The amendments to the Bill came after successful bidders of certain debt-ridden companies expressed apprehension of taking over the new company, fearing action from investigative agencies. These actions, the new bidders had said, were mostly based on the actions of the former promoters of these corporate debtors.

What is it aimed at?

  • This ring fencing of successful bidders under the CIRP process is aimed at protecting them from the risk of any criminal proceedings against them, arising from cases filed by various investigative agencies such as the Enforcement Directorate or the Economic Offences Wing.

About Insolvency and Bankruptcy Code, 2016

  • The Code provides a time-bound process for resolving insolvency in companies and among individuals. Insolvency is a situation where individuals or companies are unable to repay their outstanding debt.
  • Under the Code, a financial creditor may file an application before the National Company Law Tribunal (NCLT) for initiating the insolvency resolution process. The NCLT must find the existence of default within 14 days. Thereafter, a Committee of Creditors (CoC) consisting of financial creditors will be constituted for taking decisions regarding insolvency resolution.
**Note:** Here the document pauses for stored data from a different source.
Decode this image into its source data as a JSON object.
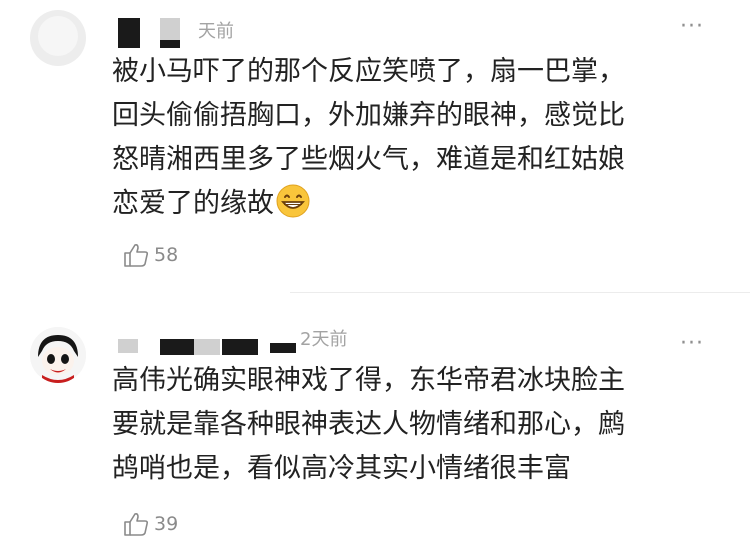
{
  "comments": [
    {
      "time_label": "天前",
      "text": "被小马吓了的那个反应笑喷了，扇一巴掌，\n回头偷偷捂胸口，外加嫌弃的眼神，感觉比\n怒晴湘西里多了些烟火气，难道是和红姑娘\n恋爱了的缘故",
      "emoji": "grinning-face-emoji",
      "like_count": "58",
      "more_label": "···"
    },
    {
      "time_label": "2天前",
      "text": "高伟光确实眼神戏了得，东华帝君冰块脸主\n要就是靠各种眼神表达人物情绪和那心，鹧\n鸪哨也是，看似高冷其实小情绪很丰富",
      "like_count": "39",
      "more_label": "···"
    }
  ],
  "colors": {
    "text": "#222222",
    "meta": "#a3a3a3",
    "redaction": "#1a1a1a"
  }
}
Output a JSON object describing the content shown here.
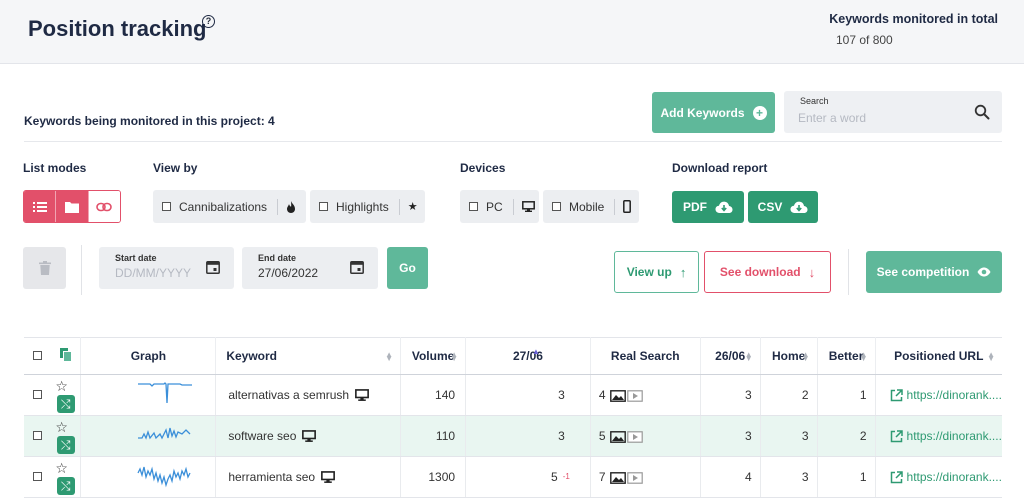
{
  "header": {
    "title": "Position tracking",
    "kw_total_label": "Keywords monitored in total",
    "kw_total_value": "107 of 800"
  },
  "project": {
    "monitored_text": "Keywords being monitored in this project: 4"
  },
  "actions": {
    "add_keywords": "Add Keywords"
  },
  "search": {
    "label": "Search",
    "placeholder": "Enter a word"
  },
  "sections": {
    "list_modes": "List modes",
    "view_by": "View by",
    "devices": "Devices",
    "download_report": "Download report"
  },
  "view_by": {
    "cannibalizations": "Cannibalizations",
    "highlights": "Highlights"
  },
  "devices": {
    "pc": "PC",
    "mobile": "Mobile"
  },
  "download": {
    "pdf": "PDF",
    "csv": "CSV"
  },
  "dates": {
    "start_label": "Start date",
    "start_placeholder": "DD/MM/YYYY",
    "end_label": "End date",
    "end_value": "27/06/2022",
    "go": "Go"
  },
  "buttons": {
    "view_up": "View up",
    "see_download": "See download",
    "see_competition": "See competition"
  },
  "colors": {
    "accent_green": "#5fb89a",
    "dark_green": "#2e9a72",
    "accent_red": "#e2506a",
    "sparkline_blue": "#3b8fd9"
  },
  "table": {
    "headers": {
      "graph": "Graph",
      "keyword": "Keyword",
      "volume": "Volume",
      "date_current": "27/06",
      "real_search": "Real Search",
      "date_prev": "26/06",
      "home": "Home",
      "better": "Better",
      "positioned_url": "Positioned URL"
    },
    "rows": [
      {
        "keyword": "alternativas a semrush",
        "volume": "140",
        "pos_current": "3",
        "delta": "",
        "real_search": "4",
        "pos_prev": "3",
        "home": "2",
        "better": "1",
        "url": "https://dinorank....",
        "highlighted": false
      },
      {
        "keyword": "software seo",
        "volume": "110",
        "pos_current": "3",
        "delta": "",
        "real_search": "5",
        "pos_prev": "3",
        "home": "3",
        "better": "2",
        "url": "https://dinorank....",
        "highlighted": true
      },
      {
        "keyword": "herramienta seo",
        "volume": "1300",
        "pos_current": "5",
        "delta": "-1",
        "real_search": "7",
        "pos_prev": "4",
        "home": "3",
        "better": "1",
        "url": "https://dinorank....",
        "highlighted": false
      }
    ]
  }
}
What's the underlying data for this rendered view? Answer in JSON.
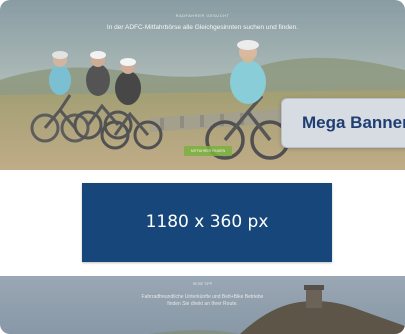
{
  "hero": {
    "kicker": "RADFAHRER GESUCHT",
    "tagline": "In der ADFC-Mitfahrbörse alle Gleichgesinnten suchen und finden.",
    "cta_label": "MITFAHRER FINDEN",
    "colors": {
      "sky": "#8fa3a8",
      "meadow": "#8a8a4e",
      "ground": "#a08a60"
    }
  },
  "banner_tag": {
    "label": "Mega Banner",
    "bg": "#d7dbe2",
    "text_color": "#1e3f73"
  },
  "ad_slot": {
    "size_label": "1180 x 360 px",
    "bg": "#17467a"
  },
  "bottom": {
    "kicker": "REISE TIPP",
    "line1": "Fahrradfreundliche Unterkünfte und Bett+Bike Betriebe",
    "line2": "finden Sie direkt an Ihrer Route."
  }
}
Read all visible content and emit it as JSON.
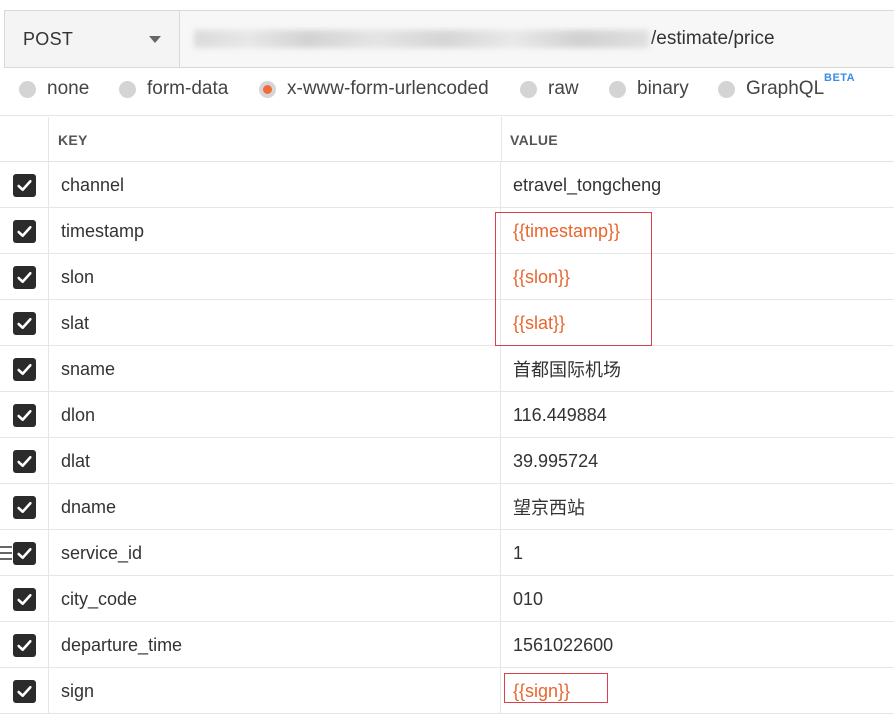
{
  "request": {
    "method": "POST",
    "url_visible": "/estimate/price"
  },
  "body_types": {
    "options": [
      "none",
      "form-data",
      "x-www-form-urlencoded",
      "raw",
      "binary",
      "GraphQL"
    ],
    "selected": "x-www-form-urlencoded",
    "badge": "BETA"
  },
  "table": {
    "headers": {
      "key": "KEY",
      "value": "VALUE"
    },
    "rows": [
      {
        "key": "channel",
        "value": "etravel_tongcheng",
        "checked": true,
        "variable": false
      },
      {
        "key": "timestamp",
        "value": "{{timestamp}}",
        "checked": true,
        "variable": true
      },
      {
        "key": "slon",
        "value": "{{slon}}",
        "checked": true,
        "variable": true
      },
      {
        "key": "slat",
        "value": "{{slat}}",
        "checked": true,
        "variable": true
      },
      {
        "key": "sname",
        "value": "首都国际机场",
        "checked": true,
        "variable": false
      },
      {
        "key": "dlon",
        "value": "116.449884",
        "checked": true,
        "variable": false
      },
      {
        "key": "dlat",
        "value": "39.995724",
        "checked": true,
        "variable": false
      },
      {
        "key": "dname",
        "value": "望京西站",
        "checked": true,
        "variable": false
      },
      {
        "key": "service_id",
        "value": "1",
        "checked": true,
        "variable": false
      },
      {
        "key": "city_code",
        "value": "010",
        "checked": true,
        "variable": false
      },
      {
        "key": "departure_time",
        "value": "1561022600",
        "checked": true,
        "variable": false
      },
      {
        "key": "sign",
        "value": "{{sign}}",
        "checked": true,
        "variable": true
      }
    ]
  },
  "colors": {
    "variable_text": "#e8652e",
    "radio_selected": "#f26b3a",
    "highlight_border": "#d9424a",
    "checkbox_bg": "#2b2b2b"
  }
}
The CoC may either decide to restructure the debtor’s debt by preparing a resolution plan or liquidate the debtor’s assets.
  • The CoC will appoint a resolution professional who will present a resolution plan to the CoC. The CoC must approve a resolution plan, and the resolution process must be completed within 180 days. This may be extended by a period of up to 90 days if the extension is approved by NCLT.
  • If the resolution plan is rejected by the CoC, the debtor will go into liquidation. The Code provides an order of priority for the distribution of assets in case of liquidation of the debtor. This order places financial creditors ahead of operational creditors (e.g., suppliers). In a 2018 Amendment, home-buyers who paid advances to a developer were to be considered as financial creditors. They would be represented by an insolvency professional appointed by NCLT.

The Insolvency and Bankruptcy Code (Amendment) Bill, 2019

  • The Bill to amend the IBC was introduced in the Lok Sabha during the recently passed Winter Session of Parliament. It has since been referred to the Standing Committee on Finance headed by former Minister of State for Finance Jayant Sinha. The committee also has former Prime Minister and Rajya Sabha member Manmohan Singh as its member.
  • The committee will examine the Bill and present its report within three months, the Lok Sabha Secretariat said.
  • The Bill addresses three issues. First, it strengthens provisions related to time-limits. Second, it specifies the minimum payouts to operational creditors in any resolution plan. Third, it specifies the manner in which the representative of a group of financial creditors (such as home-buyers) should vote.